Two VPCs Peered Together
You have a VPC peering connection (pcx-11112222
) between VPC A and VPC B, which are in the same AWS account, and do not have overlapping CIDR blocks.
You may want to use this kind of configuration when you have a two VPCs that require access to each others’ resources. For example, you set up VPC A for your accounting records, and VPC B for your financial records, and now you want each VPC to be able to access each others’ resources without restriction.
The route tables for each VPC point to the relevant VPC peering connection to access the entire CIDR block of the peer VPC.
Route Table | Destination | Target |
---|---|---|
VPC A | 172.16.0.0/16 | Local |
10.0.0.0/16 | pcx-11112222 | |
VPC B | 10.0.0.0/16 | Local |
172.16.0.0/16 | pcx-11112222 |
One VPC Peered with Two VPCs
You have a central VPC (VPC A), and you have a VPC peering connection between VPC A and VPC B (pcx-12121212
), and between VPC A and VPC C (pcx-23232323
). The VPCs are in the same AWS account, and do not have overlapping CIDR blocks.
You may want to use this ‘flying V’ configuration when you have resources on a central VPC, such as a repository of services, that other VPCs need to access. The other VPCs do not need access to each others’ resources; they only need access to resources on the central VPC.
VPC B and VPC C cannot send traffic directly to each other through VPC A. VPC peering does not support transitive peering relationships, nor edge to edge routing. You must create a VPC peering connection between VPC B and VPC C in order to route traffic directly between them. For more information,
The route tables for each VPC point to the relevant VPC peering connection to access the entire CIDR block of the peer VPC.

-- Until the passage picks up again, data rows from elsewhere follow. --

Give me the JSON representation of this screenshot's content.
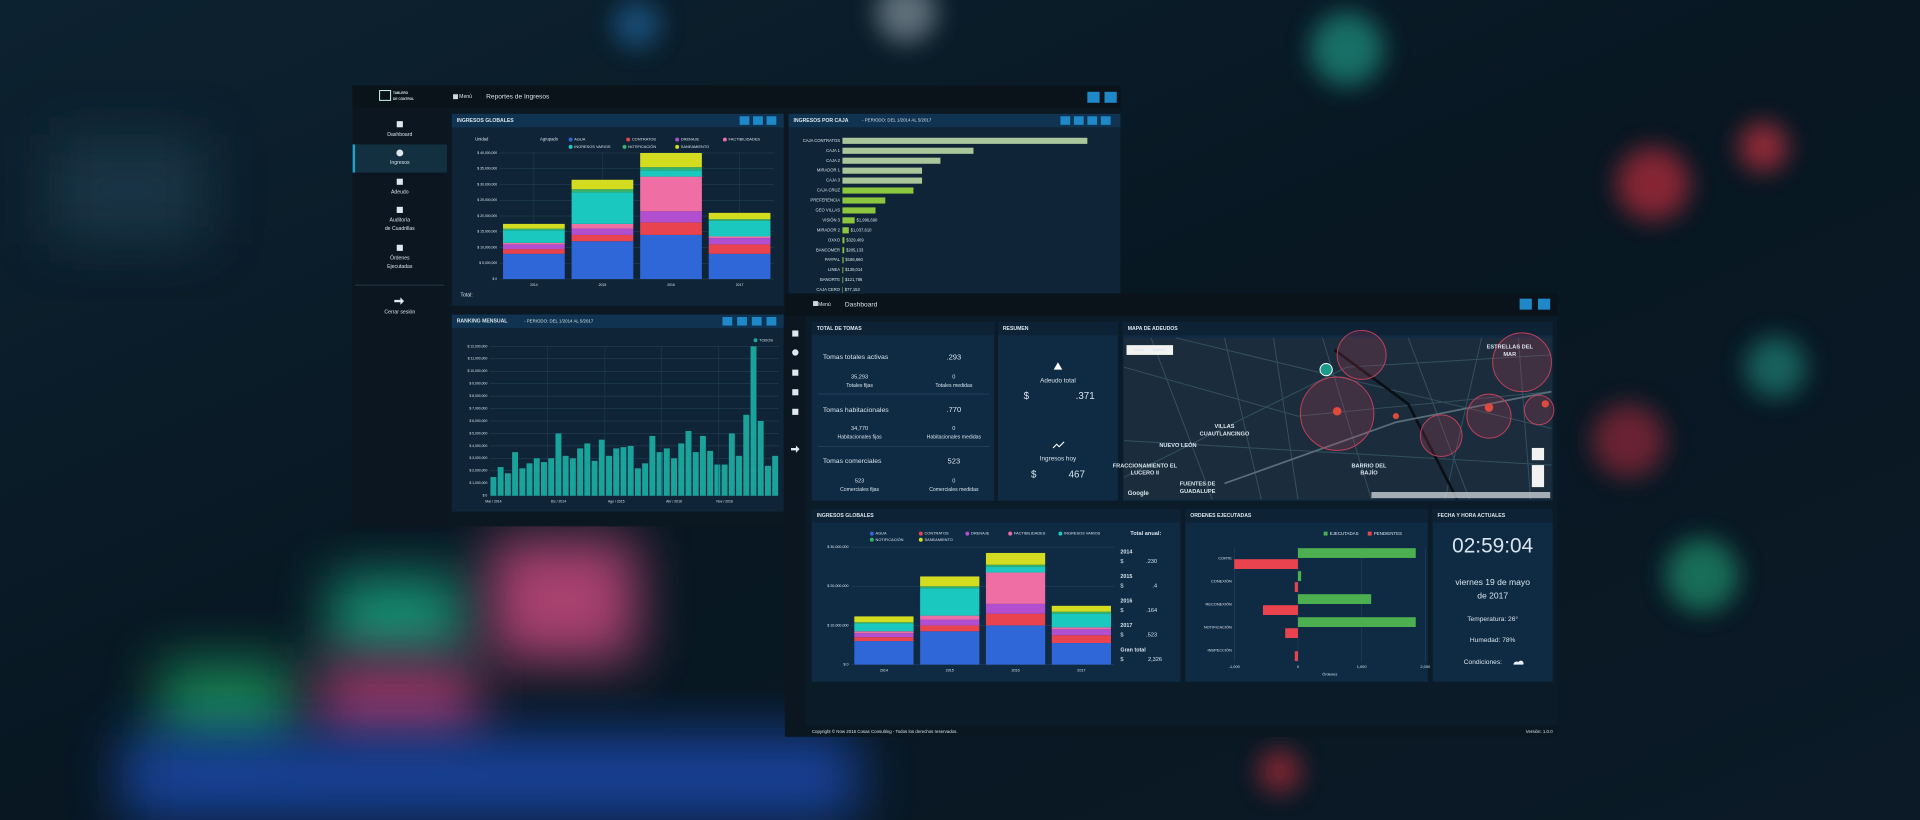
{
  "back_window": {
    "brand": [
      "TABLERO",
      "DE CONTROL"
    ],
    "menu": "Menú",
    "title": "Reportes de Ingresos",
    "nav": [
      {
        "lines": [
          "Dashboard"
        ]
      },
      {
        "lines": [
          "Ingresos"
        ]
      },
      {
        "lines": [
          "Adeudo"
        ]
      },
      {
        "lines": [
          "Auditoría",
          "de Cuadrillas"
        ]
      },
      {
        "lines": [
          "Órdenes",
          "Ejecutadas"
        ]
      }
    ],
    "logout": "Cerrar sesión",
    "ingresos_globales": {
      "title": "INGRESOS GLOBALES",
      "unit_label": "Unidad",
      "group_label": "Agrupado",
      "total_label": "Total:",
      "chart": {
        "type": "bar",
        "stacked": true,
        "categories": [
          "2014",
          "2015",
          "2016",
          "2017"
        ],
        "series": [
          {
            "name": "AGUA",
            "color": "#2f66d8",
            "values": [
              8000000,
              12000000,
              14000000,
              8000000
            ]
          },
          {
            "name": "CONTRATOS",
            "color": "#e8434f",
            "values": [
              1500000,
              2000000,
              4000000,
              3000000
            ]
          },
          {
            "name": "DRENAJE",
            "color": "#b24fd1",
            "values": [
              1500000,
              2000000,
              3500000,
              2000000
            ]
          },
          {
            "name": "FACTIBILIDADES",
            "color": "#ef6fa5",
            "values": [
              500000,
              1500000,
              11000000,
              500000
            ]
          },
          {
            "name": "INGRESOS VARIOS",
            "color": "#1bc8c0",
            "values": [
              4000000,
              10000000,
              2000000,
              5000000
            ]
          },
          {
            "name": "NOTIFICACIÓN",
            "color": "#37b36b",
            "values": [
              500000,
              1000000,
              1000000,
              500000
            ]
          },
          {
            "name": "SANEAMIENTO",
            "color": "#d4dc1f",
            "values": [
              1500000,
              3000000,
              4500000,
              2000000
            ]
          }
        ],
        "ylim": [
          0,
          40000000
        ],
        "yticks": [
          {
            "value": 0,
            "label": "$ 0"
          },
          {
            "value": 5000000,
            "label": "$ 5,000,000"
          },
          {
            "value": 10000000,
            "label": "$ 10,000,000"
          },
          {
            "value": 15000000,
            "label": "$ 15,000,000"
          },
          {
            "value": 20000000,
            "label": "$ 20,000,000"
          },
          {
            "value": 25000000,
            "label": "$ 25,000,000"
          },
          {
            "value": 30000000,
            "label": "$ 30,000,000"
          },
          {
            "value": 35000000,
            "label": "$ 35,000,000"
          },
          {
            "value": 40000000,
            "label": "$ 40,000,000"
          }
        ]
      }
    },
    "ingresos_por_caja": {
      "title": "INGRESOS POR CAJA",
      "period": "- PERIODO: DEL 1/2014 AL 5/2017",
      "chart": {
        "type": "bar",
        "orientation": "horizontal",
        "categories": [
          "CAJA CONTRATOS",
          "CAJA 1",
          "CAJA 2",
          "MIRADOR 1",
          "CAJA 3",
          "CAJA CRUZ",
          "PREFERENCIA",
          "GEO VILLAS",
          "VISIÓN 3",
          "MIRADOR 2",
          "OXXO",
          "BANCOMER",
          "PAYPAL",
          "LINEA",
          "BANORTE",
          "CAJA CERO"
        ],
        "values": [
          40000000,
          21400000,
          16000000,
          13000000,
          13000000,
          11600000,
          7000000,
          5400000,
          1996690,
          1037610,
          329409,
          285133,
          186660,
          139014,
          121786,
          77153
        ],
        "value_labels": [
          null,
          null,
          null,
          null,
          null,
          null,
          null,
          null,
          "$1,996,690",
          "$1,037,610",
          "$329,409",
          "$285,133",
          "$186,660",
          "$139,014",
          "$121,786",
          "$77,153"
        ],
        "colors": [
          "#a9c79b",
          "#a9c79b",
          "#a9c79b",
          "#a9c79b",
          "#a9c79b",
          "#8cc63f",
          "#8cc63f",
          "#8cc63f",
          "#8cc63f",
          "#8cc63f",
          "#8cc63f",
          "#8cc63f",
          "#8cc63f",
          "#8cc63f",
          "#8cc63f",
          "#8cc63f"
        ],
        "xlim": [
          0,
          42000000
        ]
      }
    },
    "ranking": {
      "title": "RANKING MENSUAL",
      "period": "- PERIODO: DEL 1/2014 AL 5/2017",
      "chart": {
        "type": "bar",
        "categories": [
          "Mar / 2014",
          null,
          null,
          null,
          null,
          null,
          null,
          null,
          null,
          "Dic / 2014",
          null,
          null,
          null,
          null,
          null,
          null,
          null,
          "Ago / 2015",
          null,
          null,
          null,
          null,
          null,
          null,
          null,
          "Abr / 2016",
          null,
          null,
          null,
          null,
          null,
          null,
          "Nov / 2016",
          null,
          null,
          null,
          null,
          null,
          null,
          null
        ],
        "series": [
          {
            "name": "TODOS",
            "color": "#1aa39b",
            "values": [
              1500000,
              2300000,
              1800000,
              3500000,
              2200000,
              2600000,
              3000000,
              2700000,
              3000000,
              5000000,
              3200000,
              3000000,
              3800000,
              4200000,
              2800000,
              4500000,
              3200000,
              3800000,
              3900000,
              4000000,
              2200000,
              2600000,
              4800000,
              3500000,
              3800000,
              3000000,
              4200000,
              5200000,
              3500000,
              4800000,
              3600000,
              2500000,
              2500000,
              5000000,
              3200000,
              6500000,
              12000000,
              6000000,
              2400000,
              3200000
            ]
          }
        ],
        "ylim": [
          0,
          12000000
        ],
        "yticks": [
          {
            "value": 0,
            "label": "$ 0"
          },
          {
            "value": 1000000,
            "label": "$ 1,000,000"
          },
          {
            "value": 2000000,
            "label": "$ 2,000,000"
          },
          {
            "value": 3000000,
            "label": "$ 3,000,000"
          },
          {
            "value": 4000000,
            "label": "$ 4,000,000"
          },
          {
            "value": 5000000,
            "label": "$ 5,000,000"
          },
          {
            "value": 6000000,
            "label": "$ 6,000,000"
          },
          {
            "value": 7000000,
            "label": "$ 7,000,000"
          },
          {
            "value": 8000000,
            "label": "$ 8,000,000"
          },
          {
            "value": 9000000,
            "label": "$ 9,000,000"
          },
          {
            "value": 10000000,
            "label": "$ 10,000,000"
          },
          {
            "value": 11000000,
            "label": "$ 11,000,000"
          },
          {
            "value": 12000000,
            "label": "$ 12,000,000"
          }
        ]
      }
    }
  },
  "front_window": {
    "menu": "Menú",
    "title": "Dashboard",
    "tomas": {
      "title": "TOTAL DE TOMAS",
      "rows": [
        {
          "label": "Tomas totales activas",
          "value": ".293",
          "sub": [
            {
              "value": "35,293",
              "label": "Totales fijas"
            },
            {
              "value": "0",
              "label": "Totales medidas"
            }
          ]
        },
        {
          "label": "Tomas habitacionales",
          "value": ".770",
          "sub": [
            {
              "value": "34,770",
              "label": "Habitacionales fijas"
            },
            {
              "value": "0",
              "label": "Habitacionales medidas"
            }
          ]
        },
        {
          "label": "Tomas comerciales",
          "value": "523",
          "sub": [
            {
              "value": "523",
              "label": "Comerciales fijas"
            },
            {
              "value": "0",
              "label": "Comerciales medidas"
            }
          ]
        }
      ]
    },
    "resumen": {
      "title": "RESUMEN",
      "debt_label": "Adeudo total",
      "debt_currency": "$",
      "debt_value": ".371",
      "income_label": "Ingresos hoy",
      "income_currency": "$",
      "income_value": "467"
    },
    "mapa": {
      "title": "MAPA DE ADEUDOS",
      "map_tab": "Mapa",
      "satellite_tab": "Satélite",
      "places": [
        "ESTRELLAS DEL MAR",
        "VILLAS CUAUTLANCINGO",
        "NUEVO LEÓN",
        "FRACCIONAMIENTO EL LUCERO II",
        "BARRIO DEL BAJÍO",
        "FUENTES DE GUADALUPE"
      ],
      "google": "Google"
    },
    "ingresos_globales": {
      "title": "INGRESOS GLOBALES",
      "chart": {
        "type": "bar",
        "stacked": true,
        "categories": [
          "2014",
          "2015",
          "2016",
          "2017"
        ],
        "series": [
          {
            "name": "AGUA",
            "color": "#2f66d8",
            "values": [
              6000000,
              8500000,
              10000000,
              5500000
            ]
          },
          {
            "name": "CONTRATOS",
            "color": "#e8434f",
            "values": [
              1000000,
              1500000,
              3000000,
              2000000
            ]
          },
          {
            "name": "DRENAJE",
            "color": "#b24fd1",
            "values": [
              1000000,
              1500000,
              2500000,
              1500000
            ]
          },
          {
            "name": "FACTIBILIDADES",
            "color": "#ef6fa5",
            "values": [
              500000,
              1000000,
              8000000,
              500000
            ]
          },
          {
            "name": "INGRESOS VARIOS",
            "color": "#1bc8c0",
            "values": [
              2000000,
              7000000,
              1500000,
              3500000
            ]
          },
          {
            "name": "NOTIFICACIÓN",
            "color": "#37b36b",
            "values": [
              300000,
              500000,
              500000,
              500000
            ]
          },
          {
            "name": "SANEAMIENTO",
            "color": "#d4dc1f",
            "values": [
              1500000,
              2500000,
              3000000,
              1500000
            ]
          }
        ],
        "ylim": [
          0,
          30000000
        ],
        "yticks": [
          {
            "value": 0,
            "label": "$ 0"
          },
          {
            "value": 10000000,
            "label": "$ 10,000,000"
          },
          {
            "value": 20000000,
            "label": "$ 20,000,000"
          },
          {
            "value": 30000000,
            "label": "$ 30,000,000"
          }
        ]
      },
      "annual_label": "Total anual:",
      "years": [
        {
          "year": "2014",
          "currency": "$",
          "amount": ".230"
        },
        {
          "year": "2015",
          "currency": "$",
          "amount": ".4"
        },
        {
          "year": "2016",
          "currency": "$",
          "amount": ".164"
        },
        {
          "year": "2017",
          "currency": "$",
          "amount": ".523"
        }
      ],
      "grand_label": "Gran total",
      "grand_currency": "$",
      "grand_amount": "2,326"
    },
    "ordenes": {
      "title": "ORDENES EJECUTADAS",
      "chart": {
        "type": "bar",
        "orientation": "horizontal",
        "categories": [
          "CORTE",
          "CONEXIÓN",
          "RECONEXIÓN",
          "NOTIFICACIÓN",
          "INSPECCIÓN"
        ],
        "series": [
          {
            "name": "EJECUTADAS",
            "color": "#4caf50",
            "values": [
              1850,
              50,
              1150,
              1850,
              0
            ]
          },
          {
            "name": "PENDIENTES",
            "color": "#e8434f",
            "values": [
              -1000,
              -50,
              -550,
              -200,
              -50
            ]
          }
        ],
        "xlim": [
          -1000,
          2000
        ],
        "xticks": [
          {
            "value": -1000,
            "label": "-1,000"
          },
          0,
          {
            "value": 1000,
            "label": "1,000"
          },
          {
            "value": 2000,
            "label": "2,000"
          }
        ],
        "x_label": "Órdenes"
      }
    },
    "fecha": {
      "title": "FECHA Y HORA ACTUALES",
      "time": "02:59:04",
      "date_lines": [
        "viernes 19 de mayo",
        "de 2017"
      ],
      "temperature": "Temperatura: 26°",
      "humidity": "Humedad: 78%",
      "conditions": "Condiciones:"
    },
    "footer": {
      "copyright": "Copyright © Now 2016 Cosas Consulting - Todos los derechos reservados.",
      "version": "Versión: 1.0.0"
    }
  }
}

Route Table | Destination | Target |
---|---|---|
VPC A | 172.16.0.0/16 | Local |
10.0.0.0/16 | pcx-12121212 | |
192.168.0.0/16 | pcx-23232323 | |
VPC B | 10.0.0.0/16 | Local |
172.16.0.0/16 | pcx-12121212 | |
VPC C | 192.168.0.0/16 | Local |
172.16.0.0/16 | pcx-23232323 |
Three VPCs Peered Together
You have peered three VPCs together in a full mesh configuration. The VPCs are in the same AWS account and do not have overlapping CIDR blocks:
- VPC A is peered to VPC B through VPC peering connection
pcx-aaaabbbb
- VPC A is peered to VPC C through VPC peering connection
pcx-aaaacccc
- VPC B is peered to VPC C through VPC peering connection
pcx-bbbbcccc
You may want to use this full mesh configuration when you have separate VPCs that need to share resources with each other without restriction; for example, as a file sharing system.
The route tables for each VPC point to the relevant VPC peering connection to access the entire CIDR block of the peer VPCs.
Route Tables | Destination | Target |
---|---|---|
VPC A | 172.16.0.0/16 | Local |
10.0.0.0/16 | pcx-aaaabbbb | |
192.168.0.0/16 | pcx-aaaacccc | |
VPC B | 10.0.0.0/16 | Local |
172.16.0.0/16 | pcx-aaaabbbb | |
192.168.0.0/16 | pcx-bbbbcccc | |
VPC C | 192.168.0.0/16 | Local |
172.16.0.0/16 | pcx-aaaacccc | |
10.0.0.0/16 | pcx-bbbbcccc |
One VPC Peered with Multiple VPCs
You have a central VPC (VPC A) that’s peered to the following VPCs:
- VPC B through
pcx-aaaabbbb
- VPC C through
pcx-aaaacccc
- VPC D through
pcx-aaaadddd
- VPC E through
pcx-aaaaeeee
- VPC F through
pcx-aaaaffff
- VPC G through
pcx-aaaagggg
VPC A is peered with all other VPCs, but the other VPCs are not peered to each other. The VPCs are in the same AWS account and do not have overlapping CIDR blocks.
None of the other VPCs can send traffic directly to each other through VPC A. VPC peering does not support transitive peering relationships, nor edge to edge routing. You must create a VPC peering connection between the other VPCs in order to route traffic between them.